Of course, David Cameron is not a punk. David Cameron is that coked-up Deloitte grad scheme dickhead that your big sister went to uni with who turns up at your house party and tries to put on “Angels” by Robbie Williams, then ends up fingering some girl in the downstairs loo because he followed her around for an hour and a half making unfunny jokes and she’s finally noticed how expensive his watch is. If he cannot seduce the electorate with policy (“not the problem,” he says), he will simply hammer the same “two-chord riff” louder than the “background noise” of actual, critical debate.

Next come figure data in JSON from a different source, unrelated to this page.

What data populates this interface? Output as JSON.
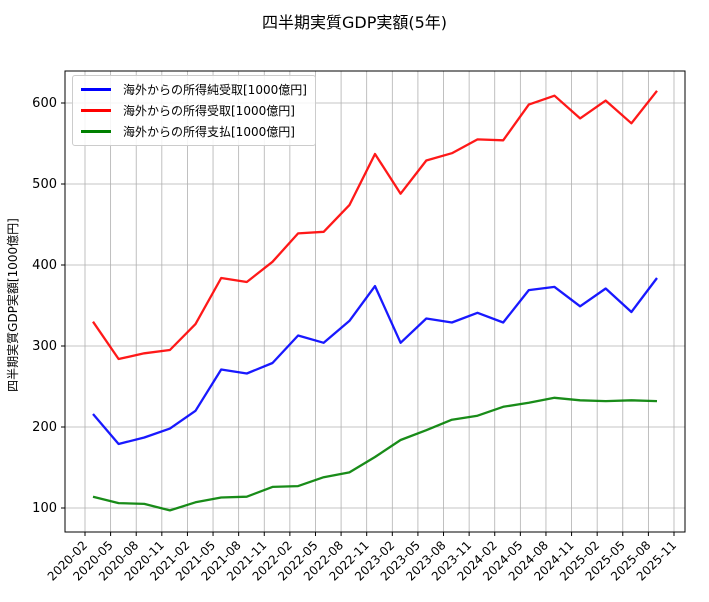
{
  "title": "四半期実質GDP実額(5年)",
  "ylabel": "四半期実質GDP実額[1000億円]",
  "legend": [
    {
      "label": "海外からの所得純受取[1000億円]",
      "color": "#0000ff"
    },
    {
      "label": "海外からの所得受取[1000億円]",
      "color": "#ff0000"
    },
    {
      "label": "海外からの所得支払[1000億円]",
      "color": "#008000"
    }
  ],
  "chart_data": {
    "type": "line",
    "title": "四半期実質GDP実額(5年)",
    "xlabel": "",
    "ylabel": "四半期実質GDP実額[1000億円]",
    "x_ticks": [
      "2020-02",
      "2020-05",
      "2020-08",
      "2020-11",
      "2021-02",
      "2021-05",
      "2021-08",
      "2021-11",
      "2022-02",
      "2022-05",
      "2022-08",
      "2022-11",
      "2023-02",
      "2023-05",
      "2023-08",
      "2023-11",
      "2024-02",
      "2024-05",
      "2024-08",
      "2024-11",
      "2025-02",
      "2025-05",
      "2025-08",
      "2025-11"
    ],
    "y_ticks": [
      100,
      200,
      300,
      400,
      500,
      600
    ],
    "ylim": [
      70,
      640
    ],
    "grid": true,
    "legend_position": "upper left",
    "x": [
      "2020-Q1",
      "2020-Q2",
      "2020-Q3",
      "2020-Q4",
      "2021-Q1",
      "2021-Q2",
      "2021-Q3",
      "2021-Q4",
      "2022-Q1",
      "2022-Q2",
      "2022-Q3",
      "2022-Q4",
      "2023-Q1",
      "2023-Q2",
      "2023-Q3",
      "2023-Q4",
      "2024-Q1",
      "2024-Q2",
      "2024-Q3",
      "2024-Q4",
      "2025-Q1",
      "2025-Q2",
      "2025-Q3"
    ],
    "series": [
      {
        "name": "海外からの所得純受取[1000億円]",
        "color": "#0000ff",
        "values": [
          216,
          179,
          187,
          198,
          220,
          271,
          266,
          279,
          313,
          304,
          331,
          374,
          304,
          334,
          329,
          341,
          329,
          369,
          373,
          349,
          371,
          342,
          384
        ]
      },
      {
        "name": "海外からの所得受取[1000億円]",
        "color": "#ff0000",
        "values": [
          330,
          284,
          291,
          295,
          327,
          384,
          379,
          404,
          439,
          441,
          474,
          537,
          488,
          529,
          538,
          555,
          554,
          598,
          609,
          581,
          603,
          575,
          615
        ]
      },
      {
        "name": "海外からの所得支払[1000億円]",
        "color": "#008000",
        "values": [
          114,
          106,
          105,
          97,
          107,
          113,
          114,
          126,
          127,
          138,
          144,
          163,
          184,
          196,
          209,
          214,
          225,
          230,
          236,
          233,
          232,
          233,
          232
        ]
      }
    ]
  }
}
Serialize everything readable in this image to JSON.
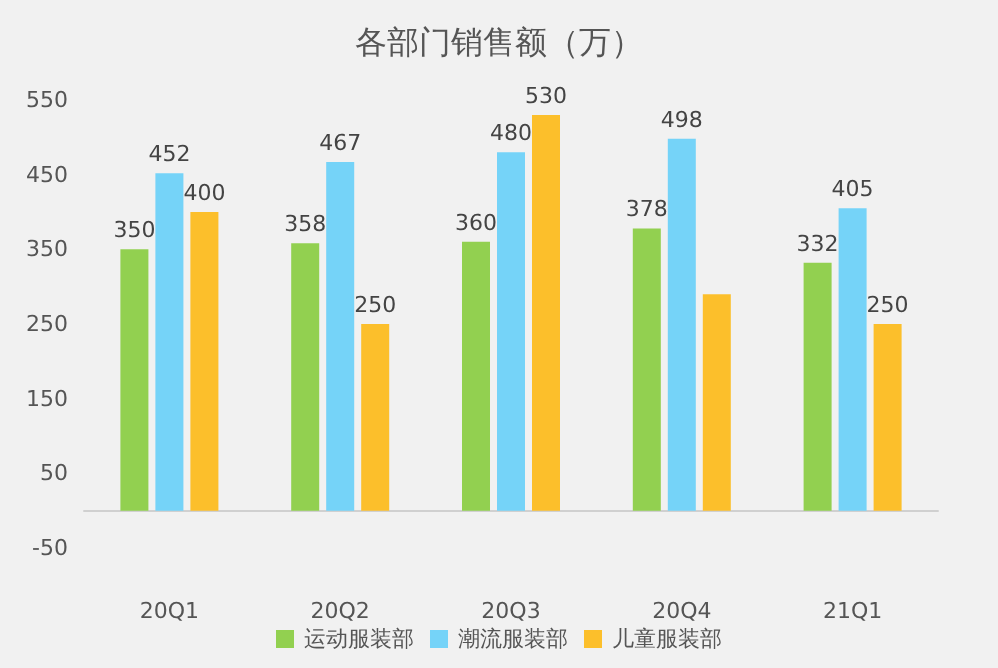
{
  "chart_data": {
    "type": "bar",
    "title": "各部门销售额（万）",
    "categories": [
      "20Q1",
      "20Q2",
      "20Q3",
      "20Q4",
      "21Q1"
    ],
    "series": [
      {
        "name": "运动服装部",
        "color": "#92d050",
        "values": [
          350,
          358,
          360,
          378,
          332
        ],
        "value_labels": [
          "350",
          "358",
          "360",
          "378",
          "332"
        ]
      },
      {
        "name": "潮流服装部",
        "color": "#75d3f8",
        "values": [
          452,
          467,
          480,
          498,
          405
        ],
        "value_labels": [
          "452",
          "467",
          "480",
          "498",
          "405"
        ]
      },
      {
        "name": "儿童服装部",
        "color": "#fcbf2b",
        "values": [
          400,
          250,
          530,
          290,
          250
        ],
        "value_labels": [
          "400",
          "250",
          "530",
          null,
          "250"
        ]
      }
    ],
    "ylim": [
      -50,
      550
    ],
    "yticks": [
      -50,
      50,
      150,
      250,
      350,
      450,
      550
    ],
    "grid": false,
    "legend": "bottom"
  }
}
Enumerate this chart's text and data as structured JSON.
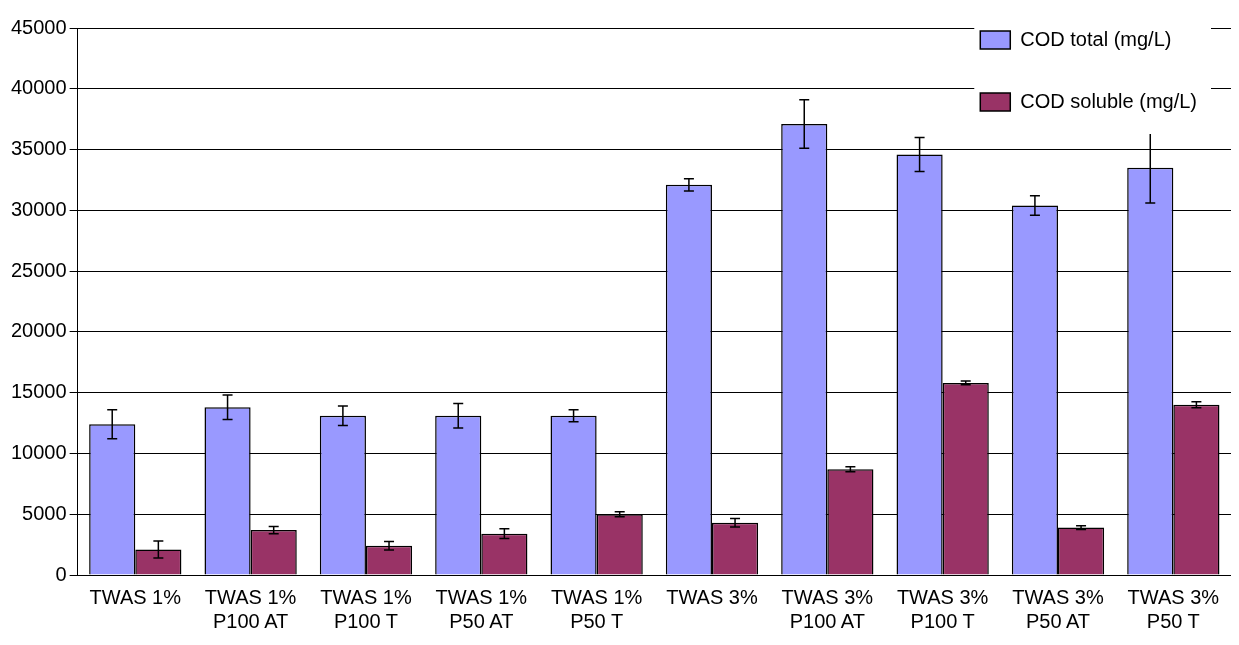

Fifteen years later, this post-punk policy still reverberates in his catchphrase-driven dogma, as the Tories continue to trounce the opposition despite growing inequality, 2.3 million children in poverty and most families being worse off than when the Tories came to power. But Cameron just keeps singing that song, and isn't it catchy though?

“Swarm mess swarm mess stability mess security mess labour’s mess - gabba gabba hey!”

Feature by Matthew Broomfield and Anna McCully Stewart.